“The worst of it is,” said Felicity, looking worried, “that there isn’t a bit of old bread in the house and she can’t eat new, I’ve heard father say. It gives her indigestion. What will we do?”
“Make a pan of rusks and apologize for having no old bread,” suggested the Story Girl, probably by way of teasing Felicity. The latter, however, took it in all good faith.
“The Family Guide says we should never apologize for things we can’t help. It says it’s adding insult to injury to do it. But you run over home for a loaf of stale bread, Sara, and it’s a good idea about the rusks.
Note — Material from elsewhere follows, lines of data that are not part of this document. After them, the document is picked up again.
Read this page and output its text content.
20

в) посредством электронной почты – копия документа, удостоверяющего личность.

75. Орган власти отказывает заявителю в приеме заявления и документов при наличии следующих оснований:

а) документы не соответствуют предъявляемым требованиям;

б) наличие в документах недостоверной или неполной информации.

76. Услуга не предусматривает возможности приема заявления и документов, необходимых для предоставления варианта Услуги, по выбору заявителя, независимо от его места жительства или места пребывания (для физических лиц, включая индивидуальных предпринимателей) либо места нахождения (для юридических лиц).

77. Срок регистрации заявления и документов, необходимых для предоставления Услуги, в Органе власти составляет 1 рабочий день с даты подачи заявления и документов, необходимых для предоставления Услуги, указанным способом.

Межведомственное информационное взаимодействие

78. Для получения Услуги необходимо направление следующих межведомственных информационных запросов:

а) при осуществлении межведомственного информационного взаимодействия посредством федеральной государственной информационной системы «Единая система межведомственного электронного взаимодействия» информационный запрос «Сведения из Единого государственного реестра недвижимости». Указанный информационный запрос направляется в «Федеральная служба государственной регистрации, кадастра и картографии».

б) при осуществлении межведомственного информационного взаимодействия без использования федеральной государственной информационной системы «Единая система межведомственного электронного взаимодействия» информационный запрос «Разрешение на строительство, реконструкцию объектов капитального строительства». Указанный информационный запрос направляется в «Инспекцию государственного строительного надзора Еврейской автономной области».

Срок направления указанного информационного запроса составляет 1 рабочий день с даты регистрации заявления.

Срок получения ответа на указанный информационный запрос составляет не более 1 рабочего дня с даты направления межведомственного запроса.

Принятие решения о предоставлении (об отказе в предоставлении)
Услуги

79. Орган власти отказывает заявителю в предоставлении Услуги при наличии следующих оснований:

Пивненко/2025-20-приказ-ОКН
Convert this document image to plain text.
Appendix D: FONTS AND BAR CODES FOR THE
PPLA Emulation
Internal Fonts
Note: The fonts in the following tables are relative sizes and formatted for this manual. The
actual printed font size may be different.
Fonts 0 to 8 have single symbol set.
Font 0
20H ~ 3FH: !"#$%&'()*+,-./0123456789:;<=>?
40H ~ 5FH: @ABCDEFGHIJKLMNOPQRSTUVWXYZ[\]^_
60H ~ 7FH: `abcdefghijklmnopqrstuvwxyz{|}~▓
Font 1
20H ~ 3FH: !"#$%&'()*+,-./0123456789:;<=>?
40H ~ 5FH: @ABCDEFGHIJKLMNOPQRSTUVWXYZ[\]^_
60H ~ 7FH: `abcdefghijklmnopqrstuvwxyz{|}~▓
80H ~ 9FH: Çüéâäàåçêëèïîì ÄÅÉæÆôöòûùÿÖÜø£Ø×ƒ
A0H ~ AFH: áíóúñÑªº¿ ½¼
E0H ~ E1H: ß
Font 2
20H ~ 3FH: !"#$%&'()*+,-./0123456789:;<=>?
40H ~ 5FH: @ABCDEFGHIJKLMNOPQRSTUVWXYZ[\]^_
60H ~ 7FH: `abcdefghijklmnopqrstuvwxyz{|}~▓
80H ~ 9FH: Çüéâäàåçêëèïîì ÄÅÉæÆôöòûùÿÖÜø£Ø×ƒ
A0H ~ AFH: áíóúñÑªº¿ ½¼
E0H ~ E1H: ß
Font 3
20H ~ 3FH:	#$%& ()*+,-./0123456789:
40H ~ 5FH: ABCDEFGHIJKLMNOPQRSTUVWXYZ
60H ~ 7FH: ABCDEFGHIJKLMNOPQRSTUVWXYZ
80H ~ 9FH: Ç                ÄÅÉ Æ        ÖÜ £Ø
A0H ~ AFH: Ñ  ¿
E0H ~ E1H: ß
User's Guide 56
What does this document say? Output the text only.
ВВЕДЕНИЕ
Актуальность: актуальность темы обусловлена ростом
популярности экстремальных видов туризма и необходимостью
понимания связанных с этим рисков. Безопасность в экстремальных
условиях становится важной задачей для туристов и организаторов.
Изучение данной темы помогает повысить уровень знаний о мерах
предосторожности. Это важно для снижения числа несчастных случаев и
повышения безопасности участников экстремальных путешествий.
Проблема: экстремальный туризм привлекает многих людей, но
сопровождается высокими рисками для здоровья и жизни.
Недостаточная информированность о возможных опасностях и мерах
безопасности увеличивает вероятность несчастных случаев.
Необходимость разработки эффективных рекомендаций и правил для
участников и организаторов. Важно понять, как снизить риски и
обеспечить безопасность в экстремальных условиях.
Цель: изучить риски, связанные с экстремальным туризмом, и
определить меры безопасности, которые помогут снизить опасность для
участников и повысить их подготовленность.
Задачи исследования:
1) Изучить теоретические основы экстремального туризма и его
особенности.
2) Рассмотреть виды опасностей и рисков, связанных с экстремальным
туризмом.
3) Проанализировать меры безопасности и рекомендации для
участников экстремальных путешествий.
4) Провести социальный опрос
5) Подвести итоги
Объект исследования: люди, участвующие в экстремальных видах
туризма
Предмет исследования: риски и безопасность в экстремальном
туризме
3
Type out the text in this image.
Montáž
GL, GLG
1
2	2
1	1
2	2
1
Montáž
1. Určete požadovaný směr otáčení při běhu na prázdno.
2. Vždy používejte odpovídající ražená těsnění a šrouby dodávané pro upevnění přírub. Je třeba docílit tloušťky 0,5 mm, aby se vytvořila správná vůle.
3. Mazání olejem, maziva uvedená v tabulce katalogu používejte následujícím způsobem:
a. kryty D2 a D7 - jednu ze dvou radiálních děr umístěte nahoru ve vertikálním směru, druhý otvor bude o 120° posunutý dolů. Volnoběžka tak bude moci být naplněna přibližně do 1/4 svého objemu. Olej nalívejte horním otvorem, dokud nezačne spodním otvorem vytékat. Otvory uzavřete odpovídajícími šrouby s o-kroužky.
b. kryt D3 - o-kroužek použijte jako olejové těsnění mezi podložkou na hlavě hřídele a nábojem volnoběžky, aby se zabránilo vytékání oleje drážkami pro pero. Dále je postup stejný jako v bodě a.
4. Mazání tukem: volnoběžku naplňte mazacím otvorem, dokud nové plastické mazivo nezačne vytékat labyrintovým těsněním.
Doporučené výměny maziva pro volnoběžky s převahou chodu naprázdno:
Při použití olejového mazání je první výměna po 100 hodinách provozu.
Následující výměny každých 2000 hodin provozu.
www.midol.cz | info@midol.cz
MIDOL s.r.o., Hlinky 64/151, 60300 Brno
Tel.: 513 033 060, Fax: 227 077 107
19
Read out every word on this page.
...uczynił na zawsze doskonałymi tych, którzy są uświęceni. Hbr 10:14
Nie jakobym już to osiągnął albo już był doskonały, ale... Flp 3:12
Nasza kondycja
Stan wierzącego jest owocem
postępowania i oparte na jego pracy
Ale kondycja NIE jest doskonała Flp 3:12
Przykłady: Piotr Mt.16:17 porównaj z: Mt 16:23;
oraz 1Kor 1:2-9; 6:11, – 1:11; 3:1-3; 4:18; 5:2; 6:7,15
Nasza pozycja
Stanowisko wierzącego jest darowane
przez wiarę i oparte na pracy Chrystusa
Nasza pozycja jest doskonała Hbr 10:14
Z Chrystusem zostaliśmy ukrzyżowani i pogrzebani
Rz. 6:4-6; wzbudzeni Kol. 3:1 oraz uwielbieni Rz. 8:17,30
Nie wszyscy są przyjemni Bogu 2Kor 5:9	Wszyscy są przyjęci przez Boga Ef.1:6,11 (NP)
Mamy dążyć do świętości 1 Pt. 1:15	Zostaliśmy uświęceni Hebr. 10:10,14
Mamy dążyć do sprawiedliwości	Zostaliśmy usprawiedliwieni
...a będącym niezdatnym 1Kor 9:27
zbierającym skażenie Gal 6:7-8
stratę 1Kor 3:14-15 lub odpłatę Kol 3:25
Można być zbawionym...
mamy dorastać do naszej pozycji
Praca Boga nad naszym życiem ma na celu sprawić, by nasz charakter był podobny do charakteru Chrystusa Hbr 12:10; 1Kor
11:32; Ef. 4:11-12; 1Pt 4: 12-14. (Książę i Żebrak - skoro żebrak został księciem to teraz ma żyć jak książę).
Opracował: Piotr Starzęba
I’ll make a panful.”
“Let me make them,” said the Story Girl, eagerly. “I can make real good rusks now.”
“No, it wouldn’t do to trust you,” said Felicity mercilessly. “You might make some queer mistake and Aunt Eliza would tell it all over the country. She’s a fearful old gossip. I’ll make the rusks myself. She hates cats, so we mustn’t let Paddy be seen. And she’s a Methodist, so mind nobody says anything against Methodists to her.”
“Who’s going to say anything, anyhow?” asked Peter belligerently.
“I wonder if I might ask her for her name for my quilt square?” speculated Cecily. “I believe I will. She looks so much friendlier than I expected. Of course she’ll choose the five-cent section. She’s an estimable old lady, but very economical.”
“Why don’t you say she’s so mean she’d skin a flea for its hide and tallow?” said Dan. “That’s the plain truth.”
“Well, I’m going to see about getting tea,” said Felicity, “so the rest of you will have to entertain her. You better go in and show her the photographs in the album. Dan, you do it.”
“Thank you, that’s a girl’s job,” said Dan. “I’d look nice sitting up to Aunt Eliza and yelling out that this was Uncle Jim and ‘tother Cousin Sarah’s twins, wouldn’t I? Cecily or the Story Girl can do it.”